American dramatist (1902–1967)

Joseph Otto Kesselring (June 21, 1902 - November 5, 1967) was an American playwright who was best known for writing Arsenic and Old Lace.

==Biography==
He was born on June 21, 1902, in New York City, to Henry and Frances Kesselring. His father's parents were immigrants from Germany. His mother was an English Canadian. Kesselring spent much of his life in and around the theater. In 1922, he began teaching vocal music and directed stage productions at Bethel College, a Mennonite school in North Newton, Kansas.

After two years, Kesselring left teaching and returned to the stage, working for two years with an amateur theatrical group in Niagara, New York. He began working as a freelance playwright in 1933, completing twelve original plays, of which four were produced on Broadway: There's Wisdom in Women (1935), "Cross-Town" (1937), Arsenic and Old Lace (1941), and Four Twelves are 48 (1951). Arsenic and Old Lace ran for 1444 performances on Broadway and 1337 performances in London. It became a staple in high school and dinner theater circuits. The 1944 movie adaptation, directed by Frank Capra and starring Cary Grant, was also a comedy hit.

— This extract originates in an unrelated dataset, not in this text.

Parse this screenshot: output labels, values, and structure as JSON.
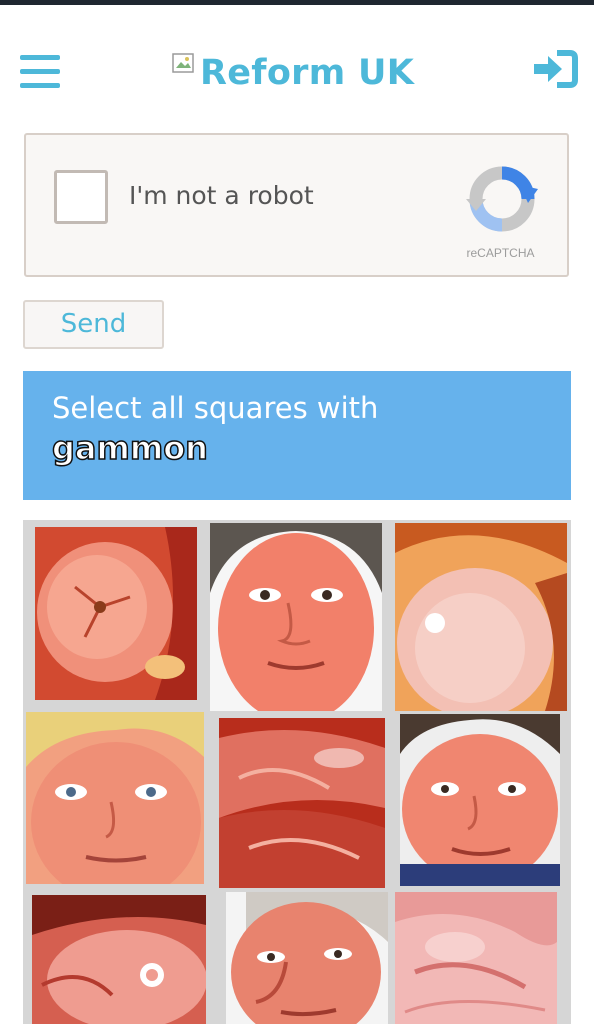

Arsenic and Old Lace appeared at a time of strong isolationist sentiment regarding European affairs, of the sort that was very strong where Kesselring went to college. The play suggested that the elite running America had a murderous heritage. Kesselring lived in a college house that would later be the basis of the set of Arsenic and Old Lace. Locals have tried to identify who were some of the character models he used. Kesselring was an Episcopalian who did not fit in well with the strait-laced college. Bethel replaced him in 1924.

==Death and legacy==
Kesselring died on November 5, 1967, in Kingston, New York, aged 65.

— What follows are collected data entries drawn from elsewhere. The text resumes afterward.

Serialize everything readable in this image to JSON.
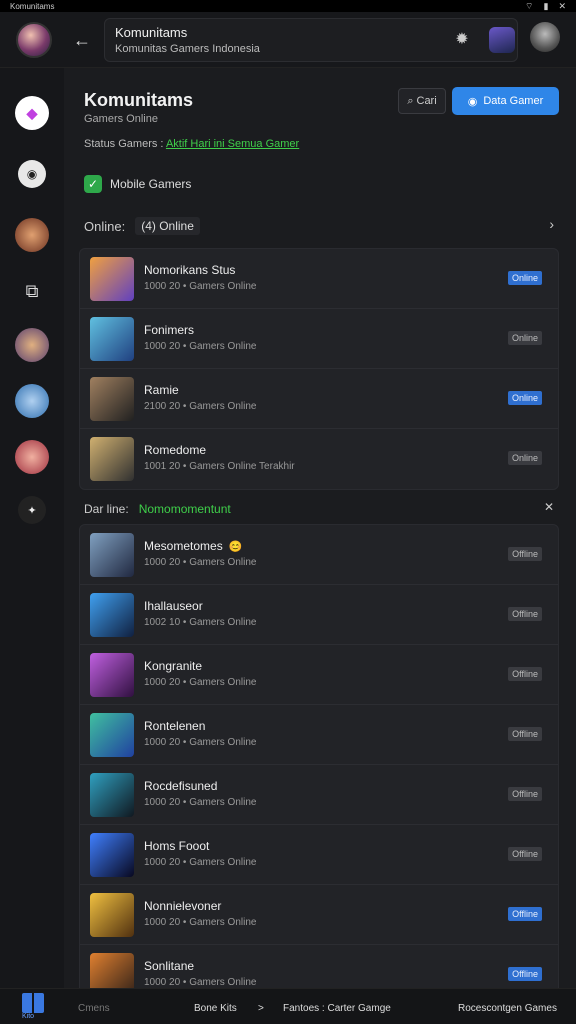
{
  "status_bar": {
    "left_text": "Komunitams",
    "wifi_icon": "wifi-icon",
    "battery_icon": "battery-icon",
    "close_icon": "close-icon"
  },
  "header": {
    "title": "Komunitams",
    "subtitle": "Komunitas Gamers Indonesia",
    "back_icon": "arrow-left-icon",
    "gear_icon": "gear-icon"
  },
  "community": {
    "title": "Komunitams",
    "subtitle": "Gamers Online",
    "search_label": "Cari",
    "primary_button": "Data Gamer",
    "filter_label": "Status Gamers :",
    "filter_value": "Aktif Hari ini Semua Gamer",
    "checkbox_label": "Mobile Gamers"
  },
  "online_section": {
    "label": "Online:",
    "count": "(4)",
    "status": "Online"
  },
  "online_list": [
    {
      "name": "Nomorikans Stus",
      "meta": "1000 20 • Gamers Online",
      "badge": "Online",
      "badge_on": true
    },
    {
      "name": "Fonimers",
      "meta": "1000 20 • Gamers Online",
      "badge": "Online",
      "badge_on": false
    },
    {
      "name": "Ramie",
      "meta": "2100 20 • Gamers Online",
      "badge": "Online",
      "badge_on": true
    },
    {
      "name": "Romedome",
      "meta": "1001 20 • Gamers Online Terakhir",
      "badge": "Online",
      "badge_on": false
    }
  ],
  "offline_section": {
    "label": "Dar line:",
    "status": "Nomomomentunt"
  },
  "offline_list": [
    {
      "name": "Mesometomes",
      "meta": "1000 20 • Gamers Online",
      "badge": "Offline",
      "badge_on": false,
      "extra": "😊"
    },
    {
      "name": "Ihallauseor",
      "meta": "1002 10 • Gamers Online",
      "badge": "Offline",
      "badge_on": false
    },
    {
      "name": "Kongranite",
      "meta": "1000 20 • Gamers Online",
      "badge": "Offline",
      "badge_on": false
    },
    {
      "name": "Rontelenen",
      "meta": "1000 20 • Gamers Online",
      "badge": "Offline",
      "badge_on": false
    },
    {
      "name": "Rocdefisuned",
      "meta": "1000 20 • Gamers Online",
      "badge": "Offline",
      "badge_on": false
    },
    {
      "name": "Homs Fooot",
      "meta": "1000 20 • Gamers Online",
      "badge": "Offline",
      "badge_on": false
    },
    {
      "name": "Nonnielevoner",
      "meta": "1000 20 • Gamers Online",
      "badge": "Offline",
      "badge_on": true
    },
    {
      "name": "Sonlitane",
      "meta": "1000 20 • Gamers Online",
      "badge": "Offline",
      "badge_on": true
    }
  ],
  "bottom_bar": {
    "logo_label": "Kito",
    "item1": "Cmens",
    "item2": "Bone Kits",
    "separator": ">",
    "item3": "Fantoes : Carter Gamge",
    "item4": "Rocescontgen Games"
  },
  "colors": {
    "accent": "#2f86e8",
    "online_badge": "#2f6fd0",
    "highlight_green": "#3fcf4a"
  }
}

In 1980, the National Arts Club created the Joseph Kesselring Prize for up-and-coming playwrights. It was funded by Kesselring's widow, Charlotte. Among the playwrights who have won the prize are Tony Kushner, David Adjmi, Doug Wright, Anna Deavere Smith, David Auburn, Rajiv Joseph, Melissa James Gibson, Jo Carson, Nicky Silver, David Lindsay-Abaire, José Rivera, Naomi Wallace, Philip Kan Gotanda, Tracey Scott Wilson, and Marion McClinton.